Over the last two decades, the introduction of lithium-ion batteries has transformed the consumer electronics and electric transport industry. With increasing numbers of e-scooters and e-bikes hitting our streets as well as more vehicles switching to electric power, the lithium mining industry is predicted to struggle to meet this increasing demand. Now scientists are taking a lesson from a Nobel prize in cell biology to try and find new sources for the valuable metal.
Named after the Greek word “lithos” meaning stone, lithium is the lightest metal in the periodic table. Soft and silvery-white, it is a highly reactive and light material, which makes it great for batteries but also means that it doesn’t exist in a solid elemental form. Instead, lithium is mostly found bonded to minerals from which it has to be separated.
Mining for lithium is still a relatively new industry when compared to other mining industries such as gold and copper. Current mining volumes of about 200,000 tonnes per year will need to be ramped up to more than 1 million tonnes by 2025 putting pressure on the mining industry around the world.
Battery grade lithium needs to be of much higher quality than the lithium used in industrial chemicals and producing this high-quality product requires more energy intensive processes, which are expensive to manufacture.

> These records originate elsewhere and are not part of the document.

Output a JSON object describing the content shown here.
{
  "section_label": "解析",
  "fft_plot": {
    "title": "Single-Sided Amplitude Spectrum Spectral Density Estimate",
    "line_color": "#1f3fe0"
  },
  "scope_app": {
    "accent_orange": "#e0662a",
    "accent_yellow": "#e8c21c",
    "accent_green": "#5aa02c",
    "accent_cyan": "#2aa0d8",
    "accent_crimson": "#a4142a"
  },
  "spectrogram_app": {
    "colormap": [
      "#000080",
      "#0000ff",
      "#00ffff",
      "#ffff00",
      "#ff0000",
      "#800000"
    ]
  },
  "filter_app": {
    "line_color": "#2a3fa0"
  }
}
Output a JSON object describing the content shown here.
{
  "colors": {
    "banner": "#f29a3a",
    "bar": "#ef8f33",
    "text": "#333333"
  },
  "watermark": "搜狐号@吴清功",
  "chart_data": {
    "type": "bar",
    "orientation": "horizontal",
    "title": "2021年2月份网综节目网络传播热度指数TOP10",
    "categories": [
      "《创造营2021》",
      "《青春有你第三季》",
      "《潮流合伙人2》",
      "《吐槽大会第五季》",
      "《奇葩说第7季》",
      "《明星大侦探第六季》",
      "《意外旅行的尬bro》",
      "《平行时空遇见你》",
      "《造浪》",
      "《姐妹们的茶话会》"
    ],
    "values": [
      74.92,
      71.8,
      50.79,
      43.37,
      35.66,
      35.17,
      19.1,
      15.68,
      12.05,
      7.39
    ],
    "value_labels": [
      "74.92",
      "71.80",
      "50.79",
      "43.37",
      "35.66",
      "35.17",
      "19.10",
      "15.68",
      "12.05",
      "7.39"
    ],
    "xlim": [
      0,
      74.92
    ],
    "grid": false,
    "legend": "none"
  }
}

Although there is no shortage of lithium left in the ground to mine, the environmental and economic impact of extraction is starting to become more public. With the concentration of most of the global resource of lithium being available in only a small number of countries, geopolitical factors and relationships between nations are likely to become a factor.
In Australia, lithium is produced by mining hard rocks like granite which contain lithium bonded to other minerals. The rock is crushed then high temperature and chemicals are used through a hydrometallurgical process to separate and extract the lithium from the rock. As rock mining entails clearing land, digging mines and leaving waste rock, a significant amount of energy and land are required to mine lithium.
Known as the “lithium triangle” South American countries produce lithium from naturally occurring salt flats which span across Chile, Argentina and Bolivia.
The salt flats are pumped up out of the ground and left in large pools so evaporation can take place producing a brine.
After a few months, the lithium compound separates out from the other minerals and can then be purified and processed to the quality needed for batteries. Pumping out brine sources has been shown to impact water supplies in desert areas and also requires chemicals and more water for purification.
With these expensive purification processes as well as the limited number of plants that can process the mined lithium product, the worldwide supply chain for battery quality lithium is highly susceptible to bottlenecks.
Now researchers are developing a new type of membrane that can filter lithium out of seawater providing a new way to supply the industries ever increasing demand. Based on the biological cell research on how water and ions are transferred into and out of cells that won the Nobel prize in 2003, the researchers are able to use a sponge-like crystal material with tiny holes that can capture, store and release selected metal ions, including lithium from sea and wastewater. While still in its prototype stage, these new metal-organic framework sponges could help to reduce the
environmental impact of mining for lithium while providing a better and more sustainable way of extracting lithium ions to help meet global demand for an ever-growing industry.